"Do people never sleep there?" the taxi driver asked, pointing to the boxlike structure, where I came from. "That building has always been alive until morning," he observed.
"The newspaper never sleeps," I said, explaining that at that hour, the production people were about to take their turn printing tomorrow's newspaper after the editors had closed and approved the pages.
"But people need sleep," he said. "Who goes there in the morning?"
"After the production people finish printing," I continued, "The newsboys come in at dawn to get the papers and deliver them to the newstands. Sometimes, they also deliver the papers right at the subscribers' doorsteps. At eight, the business and advertising people come. So, are other office workers, like the editorial assistants, in the newsroom. The day desk editors also come in to see to it that reporters pursue the latest news stories for the day. In the afternoon and towards the evening, the reporters start trickling in to write their stories. Then, afterwards, it's editing time all over again."
It was already half past 12 in the morning when I talked to the taxi driver on my way home. Late in the morning, I went to the laundromat and watched the washing machine, and then the dryer, spin. "The newspaper is one huge machine," I couldn't help mumbling.
The man running the laundromat who kept asking where I worked, looked up.
"Well, I work for a huge machine that never stops churning," I said, and marveled at the irony of my words. I thought, "I don't think I could ever serve a machine, no matter how big."

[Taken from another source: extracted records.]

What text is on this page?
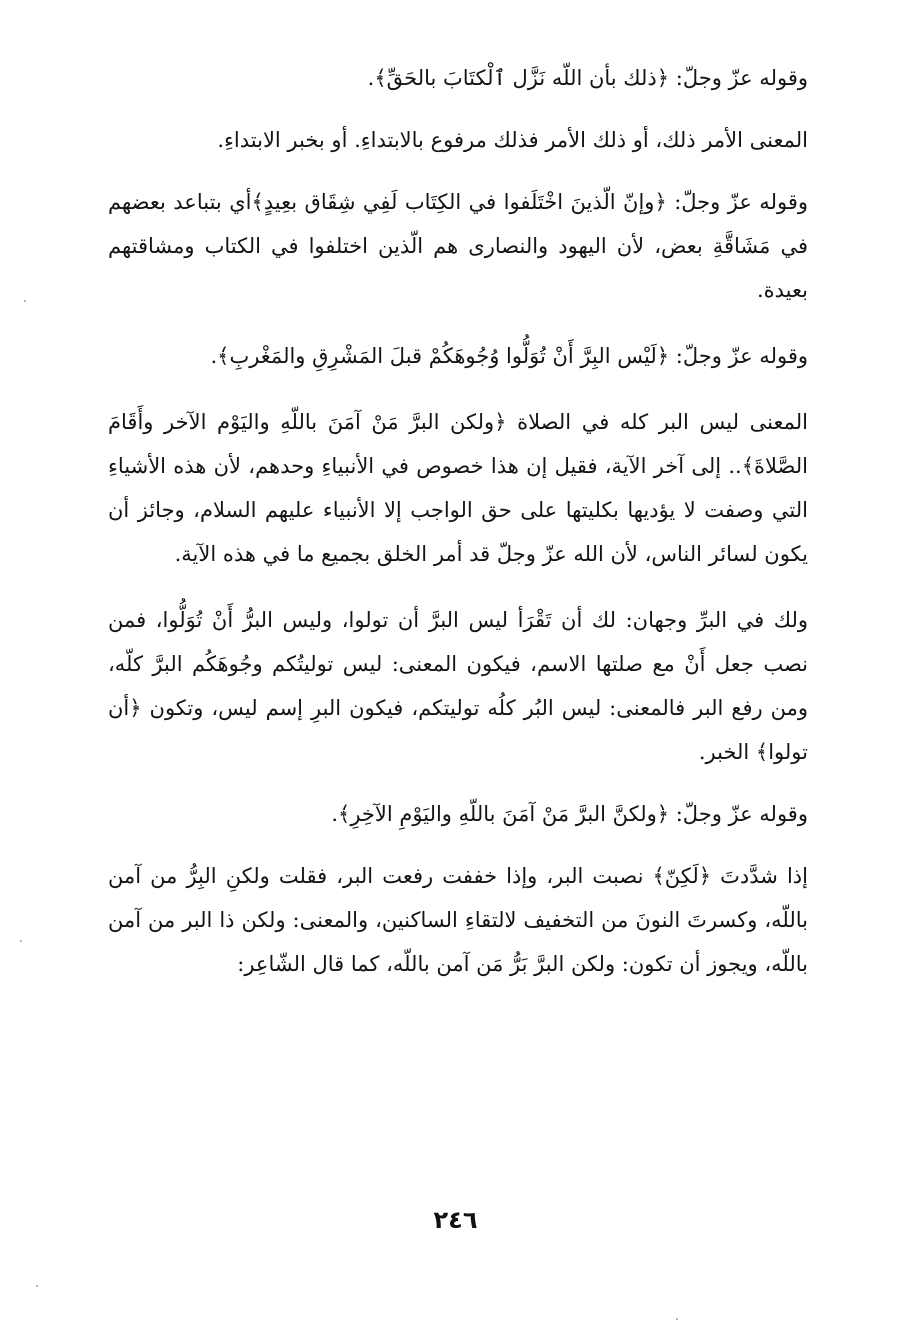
وقوله عزّ وجلّ: ﴿ذلك بأن اللّه نَزَّل ٱلْكتَابَ بالحَقِّ﴾.

المعنى الأمر ذلك، أو ذلك الأمر فذلك مرفوع بالابتداءِ. أو بخبر الابتداءِ.

وقوله عزّ وجلّ: ﴿وإنّ الّذينَ اخْتَلَفوا في الكِتَاب لَفِي شِقَاق بعِيدٍ﴾أي بتباعد بعضهم في مَشَاقَّةِ بعض، لأن اليهود والنصارى هم الّذين اختلفوا في الكتاب ومشاقتهم بعيدة.

وقوله عزّ وجلّ: ﴿لَيْس البِرَّ أَنْ تُوَلُّوا وُجُوهَكُمْ قبلَ المَشْرِقِ والمَغْربِ﴾.

المعنى ليس البر كله في الصلاة ﴿ولكن البرَّ مَنْ آمَنَ باللّهِ واليَوْم الآخر وأَقَامَ الصَّلاةَ﴾.. إلى آخر الآية، فقيل إن هذا خصوص في الأنبياءِ وحدهم، لأن هذه الأشياءِ التي وصفت لا يؤديها بكليتها على حق الواجب إلا الأنبياء عليهم السلام، وجائز أن يكون لسائر الناس، لأن الله عزّ وجلّ قد أمر الخلق بجميع ما في هذه الآية.

ولك في البرِّ وجهان: لك أن تَقْرَأ ليس البرَّ أن تولوا، وليس البرُّ أَنْ تُوَلُّوا، فمن نصب جعل أَنْ مع صلتها الاسم، فيكون المعنى: ليس توليتُكم وجُوهَكُم البرَّ كلّه، ومن رفع البر فالمعنى: ليس البُر كلُه توليتكم، فيكون البرِ إسم ليس، وتكون ﴿أن تولوا﴾ الخبر.

وقوله عزّ وجلّ: ﴿ولكنَّ البرَّ مَنْ آمَنَ باللّهِ واليَوْمِ الآخِرِ﴾.

إذا شدَّدتَ ﴿لَكِنّ﴾ نصبت البر، وإذا خففت رفعت البر، فقلت ولكنِ البِرُّ من آمن باللّه، وكسرتَ النونَ من التخفيف لالتقاءِ الساكنين، والمعنى: ولكن ذا البر من آمن باللّه، ويجوز أن تكون: ولكن البرَّ بَرُّ مَن آمن باللّه، كما قال الشّاعِر:

٢٤٦
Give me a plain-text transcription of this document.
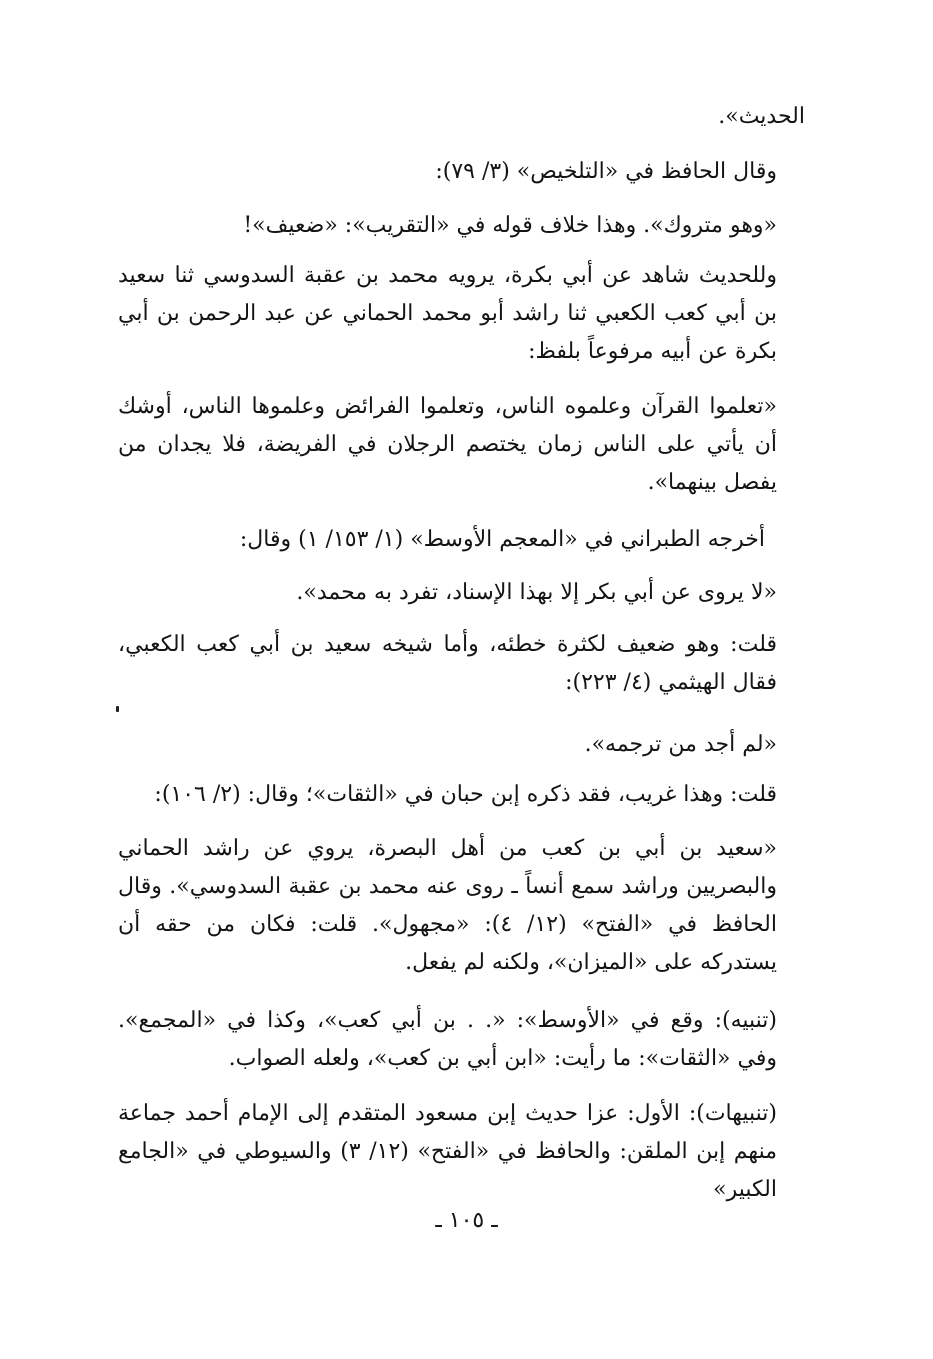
الحديث».
وقال الحافظ في «التلخيص» (٣/ ٧٩):
«وهو متروك». وهذا خلاف قوله في «التقريب»: «ضعيف»!
وللحديث شاهد عن أبي بكرة، يرويه محمد بن عقبة السدوسي ثنا سعيد بن أبي كعب الكعبي ثنا راشد أبو محمد الحماني عن عبد الرحمن بن أبي بكرة عن أبيه مرفوعاً بلفظ:
«تعلموا القرآن وعلموه الناس، وتعلموا الفرائض وعلموها الناس، أوشك أن يأتي على الناس زمان يختصم الرجلان في الفريضة، فلا يجدان من يفصل بينهما».
أخرجه الطبراني في «المعجم الأوسط» (١/ ١٥٣/ ١) وقال:
«لا يروى عن أبي بكر إلا بهذا الإسناد، تفرد به محمد».
قلت: وهو ضعيف لكثرة خطئه، وأما شيخه سعيد بن أبي كعب الكعبي، فقال الهيثمي (٤/ ٢٢٣):
«لم أجد من ترجمه».
قلت: وهذا غريب، فقد ذكره إبن حبان في «الثقات»؛ وقال: (٢/ ١٠٦):
«سعيد بن أبي بن كعب من أهل البصرة، يروي عن راشد الحماني والبصريين وراشد سمع أنساً ـ روى عنه محمد بن عقبة السدوسي». وقال الحافظ في «الفتح» (١٢/ ٤): «مجهول». قلت: فكان من حقه أن يستدركه على «الميزان»، ولكنه لم يفعل.
(تنبيه): وقع في «الأوسط»: «. . بن أبي كعب»، وكذا في «المجمع». وفي «الثقات»: ما رأيت: «ابن أبي بن كعب»، ولعله الصواب.
(تنبيهات): الأول: عزا حديث إبن مسعود المتقدم إلى الإمام أحمد جماعة منهم إبن الملقن: والحافظ في «الفتح» (١٢/ ٣) والسيوطي في «الجامع الكبير»
ـ ١٠٥ ـ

Then, I started dreaming of going to a far flung place where no machine could ever reach me. Instead, I conjured images of the remote areas of Mindanao, where the machines are more deadly. People are getting killed by another type of machines---the machine guns--right in the places where they live.
With the Human Security Act, the policies that cater to the World Bank and the global capitalist system, debt servicing, the deregulation of everything, privatization even of health services and more, the government of President Gloria Macapagal Arroyo is one deadly killer machine.
"Societies," "civilizations" are machines that demand subjection from everyone within reach. Even the groups fighting for change have to invent their own "machine" to fight the old, oppressive and abusive one.
Probably, in this life, there's no escaping the rule of the machine--but isn't it terribly sad and dreadful how such mindless inventions could take control over one's life????